Andra Zaharia invited me to share my thoughts in her recent Heimdal Security blog, Is Internet Security A Losing Battle? Please read the other 30+ experts thoughts at Andra's blog. Here, I've complemented what I shared with Andra with some additional thoughts.
To answer Andra's question directly, any battle that you engage on your enemy’s terms, with indefensible assets or limited offensive capabilities, and where your enemy’s risk and cost of attack is small is arguably a losing battle. However, I’m not certain that warfare remains the right analog for Internet security today.
I'm convinced that it's wrong.
I say this because many of the military analogs that we have used - firewalls, bastion hosts, secure perimeters, trip wires, challenge-response authentication, countermeasures - haven't been as successful when applied to security computing or networking as medical analogs have. Virology, for example, remains one of the most easily understood analogs: most people are familiar with terms like virus, infection, inoculation, and quarantine and appreciate how they apply to Internet connected devices. Gradually, terms like resiliency, patching, and triage are becoming useful analogs. Healing and maintaining human beings and the ecosystem in which they reside are more familiar and comforting than military concepts. They are often more proactive analogs than the "bubble boy" approach that military analogs suggest.
With this suggestion in mind, let's look at the Internet ecosystem health today:
- The devices and software that comprise the Internet are organisms that are not perfectly healthy from the moment they’re installed. Not only are the devices or software individual organisms but they are easily or adversely affected by other organisms they interact with in a larger organism, the Internet itself.

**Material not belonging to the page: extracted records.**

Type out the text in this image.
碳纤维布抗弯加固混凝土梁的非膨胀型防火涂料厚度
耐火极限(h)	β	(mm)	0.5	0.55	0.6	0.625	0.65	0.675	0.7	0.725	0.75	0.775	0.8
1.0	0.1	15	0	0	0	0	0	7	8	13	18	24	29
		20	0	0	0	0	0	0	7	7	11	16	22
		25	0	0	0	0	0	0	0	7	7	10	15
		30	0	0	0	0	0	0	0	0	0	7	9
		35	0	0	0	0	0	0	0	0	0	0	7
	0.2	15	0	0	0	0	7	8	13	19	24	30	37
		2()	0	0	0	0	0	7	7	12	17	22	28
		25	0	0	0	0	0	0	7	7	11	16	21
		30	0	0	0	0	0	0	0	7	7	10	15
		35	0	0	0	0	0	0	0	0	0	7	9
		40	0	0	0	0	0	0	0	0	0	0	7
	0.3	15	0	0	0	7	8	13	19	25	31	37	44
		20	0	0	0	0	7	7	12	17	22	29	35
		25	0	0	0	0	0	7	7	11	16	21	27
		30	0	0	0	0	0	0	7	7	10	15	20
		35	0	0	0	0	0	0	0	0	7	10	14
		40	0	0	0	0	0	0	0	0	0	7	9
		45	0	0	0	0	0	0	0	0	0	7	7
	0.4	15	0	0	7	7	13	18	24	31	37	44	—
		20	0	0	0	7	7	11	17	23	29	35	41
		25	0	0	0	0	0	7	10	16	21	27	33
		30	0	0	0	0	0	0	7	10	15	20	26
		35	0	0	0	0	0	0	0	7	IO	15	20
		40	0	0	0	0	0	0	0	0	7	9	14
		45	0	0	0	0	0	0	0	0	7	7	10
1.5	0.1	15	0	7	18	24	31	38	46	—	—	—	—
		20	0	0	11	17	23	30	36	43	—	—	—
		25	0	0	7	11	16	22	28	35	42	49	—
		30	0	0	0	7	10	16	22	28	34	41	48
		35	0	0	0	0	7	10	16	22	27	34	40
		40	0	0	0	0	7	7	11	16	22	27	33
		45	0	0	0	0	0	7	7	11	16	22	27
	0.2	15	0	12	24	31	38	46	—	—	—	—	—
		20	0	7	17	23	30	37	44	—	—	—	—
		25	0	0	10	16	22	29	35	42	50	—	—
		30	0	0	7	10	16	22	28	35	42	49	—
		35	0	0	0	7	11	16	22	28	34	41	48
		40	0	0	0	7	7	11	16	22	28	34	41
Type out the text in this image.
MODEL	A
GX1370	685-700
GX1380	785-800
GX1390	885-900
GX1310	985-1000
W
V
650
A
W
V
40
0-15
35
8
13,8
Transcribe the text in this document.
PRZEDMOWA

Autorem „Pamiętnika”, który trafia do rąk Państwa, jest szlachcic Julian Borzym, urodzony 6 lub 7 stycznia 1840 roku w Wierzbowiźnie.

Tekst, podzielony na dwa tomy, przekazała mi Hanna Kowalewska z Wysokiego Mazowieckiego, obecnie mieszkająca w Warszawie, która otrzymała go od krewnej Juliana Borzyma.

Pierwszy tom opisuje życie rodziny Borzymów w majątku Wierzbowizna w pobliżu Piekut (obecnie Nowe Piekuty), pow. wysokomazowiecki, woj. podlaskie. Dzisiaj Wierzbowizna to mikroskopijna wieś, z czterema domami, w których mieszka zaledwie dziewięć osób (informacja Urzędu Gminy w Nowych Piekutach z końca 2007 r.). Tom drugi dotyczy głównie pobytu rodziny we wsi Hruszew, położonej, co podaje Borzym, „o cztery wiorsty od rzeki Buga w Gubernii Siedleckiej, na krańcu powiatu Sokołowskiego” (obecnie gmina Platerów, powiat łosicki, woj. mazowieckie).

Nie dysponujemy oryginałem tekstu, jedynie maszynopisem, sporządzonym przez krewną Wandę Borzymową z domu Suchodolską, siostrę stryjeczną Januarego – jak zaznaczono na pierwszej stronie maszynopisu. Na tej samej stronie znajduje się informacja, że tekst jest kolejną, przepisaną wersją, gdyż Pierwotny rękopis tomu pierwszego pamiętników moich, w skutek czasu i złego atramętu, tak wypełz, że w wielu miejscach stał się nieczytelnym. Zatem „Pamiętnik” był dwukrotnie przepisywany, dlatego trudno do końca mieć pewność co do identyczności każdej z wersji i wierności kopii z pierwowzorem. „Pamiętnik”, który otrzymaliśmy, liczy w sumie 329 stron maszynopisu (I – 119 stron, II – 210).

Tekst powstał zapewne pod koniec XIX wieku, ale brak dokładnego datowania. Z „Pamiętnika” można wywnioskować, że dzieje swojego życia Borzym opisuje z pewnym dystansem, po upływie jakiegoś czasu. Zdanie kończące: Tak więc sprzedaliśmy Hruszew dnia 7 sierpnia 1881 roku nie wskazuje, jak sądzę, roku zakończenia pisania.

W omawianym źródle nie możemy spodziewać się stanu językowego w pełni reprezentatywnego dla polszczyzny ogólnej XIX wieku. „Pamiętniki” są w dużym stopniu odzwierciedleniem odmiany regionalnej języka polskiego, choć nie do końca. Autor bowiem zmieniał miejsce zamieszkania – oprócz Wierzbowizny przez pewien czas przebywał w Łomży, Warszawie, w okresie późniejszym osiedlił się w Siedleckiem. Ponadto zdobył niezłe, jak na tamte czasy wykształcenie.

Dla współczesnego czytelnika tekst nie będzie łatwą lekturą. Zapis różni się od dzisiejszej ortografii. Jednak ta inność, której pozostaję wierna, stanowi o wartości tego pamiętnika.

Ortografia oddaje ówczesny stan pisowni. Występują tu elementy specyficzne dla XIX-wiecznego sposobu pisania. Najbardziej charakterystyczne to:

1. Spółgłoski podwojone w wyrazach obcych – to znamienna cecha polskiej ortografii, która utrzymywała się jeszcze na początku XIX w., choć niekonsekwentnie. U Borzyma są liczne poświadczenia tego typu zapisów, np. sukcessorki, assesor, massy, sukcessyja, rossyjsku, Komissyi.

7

- Device or software immune systems are weak (e.g., poorly designed, lacking secure code review or not present at all), or non-existent (shipped with no holistic security consideration whatsoever). These immune systems are further weakened by poor hygiene (e.g., lax administration, default configuration, lax or ignored patch management).
- The devices or software are often prematurely delivered, i.e., shipped before "maturity" testing or secure code review. We acknowledge this year after year yet we persist in imagining that persistent incubation or health monitoring and triage (secure perimeters, firewalls, IDS/IPS) would suffice. Moreover, these systems are themselves fragile: the same hardware, software, or administrative fragility exists among these systems. An uncomfortable truth follows from this observation:
- The incentives to provide healthy systems compete or conflict with the current Internet market economy. Device manufacturers and software developers are largely business entities in pursuit of financial rewards. They are not regulated. They are not obliged to consider health or safety in the manufacture of their devices or software. They generally do not warranty or assume liability for their product. Perhaps equally importantly, they weigh the costs to provide safe or resilient products against the benefits such investments might offer and conclude that these investments would not increase market share or that they would lose market share to competitors with cheaper albeit less safe or resilient products.
- The people who use devices and software are not care providers nor did they expect to be when they acquired devices. They are in large part ignorant or in denial of this fragility and the very real threat these pose to their own health (financial harm, loss of privacy, etc.). They are also addicted to the extent that they would not sacrifice the advantages the Internet offers, perhaps irrespective of the degree of risk.
- The people who use devices and software are as neglectful of their Internet health as they are neglectful of their personal health. I trust this is obvious.
The biggest challenge with Internet health is that the organisms change at a faster rate than the human body. New Internet organisms appear hourly (apps, networks, IoT devices). There are common DNA or genomes among these, but that is in fact part of the problem! We re-use or adapt what is problematically unhealthy in each generation of new organisms. We are effectively nurturing an unhealthy ecosystem and in tandem, nurturing an Internet that is very negatively affected by infectious disease.
We need to build systems that collect and analyze Internet health data. We are in the process of defining health indicators for Internet Identifiers (domain names and addresses) at ICANN. Our goal is to first identify diseases, then define metrics, and only after, to collect, measure and analyze data that are needed to derive health metrics. In a second stage, we can examine the metrics to see what we can learn from this study. We believe that other Internet subsystems (operating systems, clouds, provider networks) could implement similar projects. The cumulative findings might help us identify "diseases", flaws in system hygiene, or ways to improve health.
If you are interested, you can join the ITHI (Identifier Technology Health Indicators) initiative at ICANN (http://www,icann.org/ithi). There is also an open public comment period on the definition of identifier diseases that will end on January 9th 2017. You can submit you comments at https://www.icann.org/public-comments/ithi-definition-2016-11-29-en.
We need to pause, thoughtfully design “healthy” devices or software. We need to identify diseases or other illnesses that adversely affect these if we expect to develop the means to immunize and establish appropriate hygiene. This is hard work. Expensive work. It flies in the face of conventional Internet drivers. It’s more likely that we’ll continue along the conventional path until some apocalyptic event forces change.